The Royal City Reign is hoping to follow its moniker to a long and productive future in the Lower Mainland Metro girls' soccer league.
The under-14 Reign will mark its debut in the top-flight Metro division when the minor soccer season kicks off on Sept. 12.
The move to Metro is heartedly endorsed by co-head coach of the Royal City Soccer Association Ian Wakeling.
The last true Metro team from New Westminster was put together by the association's other head coach Gerry Heaney almost a decade ago.
Both coaches agree that the long-term viability of the club's program is to provide the stability and programs that will keep young players involved in the game in New Westminster.
While the Reign is in some ways the flagbearer of this new coaching philosophy, the under-12 Royal City Salsa may be the team that takes this intention to the next level.
The Salsa, under head coach Mike Stewart, has been undefeated in league play over the last two seasons and has a bright future ahead of it.
The Reign will no doubt feel the growing pains going up against the Lower Mainland's powerhouse associations.
"(The Reign) are going to be enthusiastic. There are a lot of good personalities and they picked up a lot of good players, but in all honesty, if they win 25 per cent of their games and they are in games all the time, I would say that would be a hugely successful year," said Wakeling.

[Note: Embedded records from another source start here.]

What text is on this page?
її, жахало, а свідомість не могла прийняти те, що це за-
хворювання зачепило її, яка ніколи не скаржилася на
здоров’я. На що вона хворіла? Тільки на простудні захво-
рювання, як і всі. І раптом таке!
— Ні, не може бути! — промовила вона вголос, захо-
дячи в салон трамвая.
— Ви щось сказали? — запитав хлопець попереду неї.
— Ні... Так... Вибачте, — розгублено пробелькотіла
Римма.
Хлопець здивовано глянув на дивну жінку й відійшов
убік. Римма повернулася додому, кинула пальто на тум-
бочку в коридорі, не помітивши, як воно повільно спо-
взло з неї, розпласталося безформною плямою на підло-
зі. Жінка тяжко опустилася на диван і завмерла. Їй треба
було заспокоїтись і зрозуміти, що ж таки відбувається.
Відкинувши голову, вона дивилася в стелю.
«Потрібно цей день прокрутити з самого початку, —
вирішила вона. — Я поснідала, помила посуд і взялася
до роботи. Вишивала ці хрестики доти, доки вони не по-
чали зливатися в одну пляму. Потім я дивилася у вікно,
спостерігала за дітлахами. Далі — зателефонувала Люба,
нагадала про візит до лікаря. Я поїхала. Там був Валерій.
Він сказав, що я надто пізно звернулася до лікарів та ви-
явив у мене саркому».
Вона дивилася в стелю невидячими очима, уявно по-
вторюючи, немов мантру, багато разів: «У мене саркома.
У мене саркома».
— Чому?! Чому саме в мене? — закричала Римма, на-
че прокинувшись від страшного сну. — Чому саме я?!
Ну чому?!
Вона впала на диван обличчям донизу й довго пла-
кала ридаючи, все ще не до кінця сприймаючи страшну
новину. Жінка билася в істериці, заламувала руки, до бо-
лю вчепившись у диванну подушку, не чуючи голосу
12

The prediction is not a condemnation of the team's ability but more a realistic look at what happens at the Metro level from season to season, Wakeling added.
Teams are constantly folding and reforming, while the larger associations woo the better players to their own clubs, making it harder for smaller groups to remain on an equal footing.
The first step towards building structure in the Royal City is a girls' soccer academy that Wakeling has been running on Saturdays during past seasons.
"Absolutely, if we are going to be successful we have to do it," Wakeling said, adding that providing a consistent and happy environment for kids has been a good first step.
"Seventy-five per cent is still working on skills. Now the boys' side has been coming up and asking for the same kind of program for them to be put in place."
Reign coach Shawn Cody has been a huge supporter of the build-it-and-they-will-come concept.
"It became an obsession of mine to not make it like the grass is greener somewhere else," Cody said.
Before he pushed for an elite player program, Cody got himself on the club executive.
Now it is up to the girls themselves to repay those dues with some on-field results.
"I think our whole team is really excited about going Metro. I think we will have some challenges because we don't have all those provincial players, but I think we can do well," said 13-year right midfielder Carly Cody, who will enter Grade 8 at St. Thomas More Collegiate this fall.
"We're doing a lot of hard work, but we don't want to jinx ourselves. It's what we love to do. It's something we're devoted to. ... We want to do it."
Many of the girls began playing together when the team was called the Ravens.
The Ravens won the under-11 North District Cup four seasons ago, but it has been hard pressed to replicate that feat as the Reign.
"We're still thinking about that last year because most of the teams we were playing against are planning on going Metro," added Ally Fabian, a 13-year-old Glenbrook Middle School student. "When I think of the Reign, I think of tough competition and comparing ourselves with the other teams with skills and ball handling and things."
But Glenbrook forward Naomi Noda has a somewhat differing outlook on the new season.
"I'm excited because our team is a little bigger now. There's more people, more travelling, which I think is more fun, and we can learn more soccer skills," Noda said.
"I think it makes our chances better. Our team has been together, we've developed. We know our teammates and our weaknesses. It makes it easier to compete, I guess."
If the question of competing was ever an issue, it would have been quickly dispelled last season when the Reign won their division at the international Mayor's Cup soccer tournament in Las Vegas.
Members of the team also had success in beach soccer this summer, winning the Beach Blast five-on-five in the under-14 division back in July.
The Reign is heading south to Seattle this weekend for the annual Starfire tourney over Labour Day.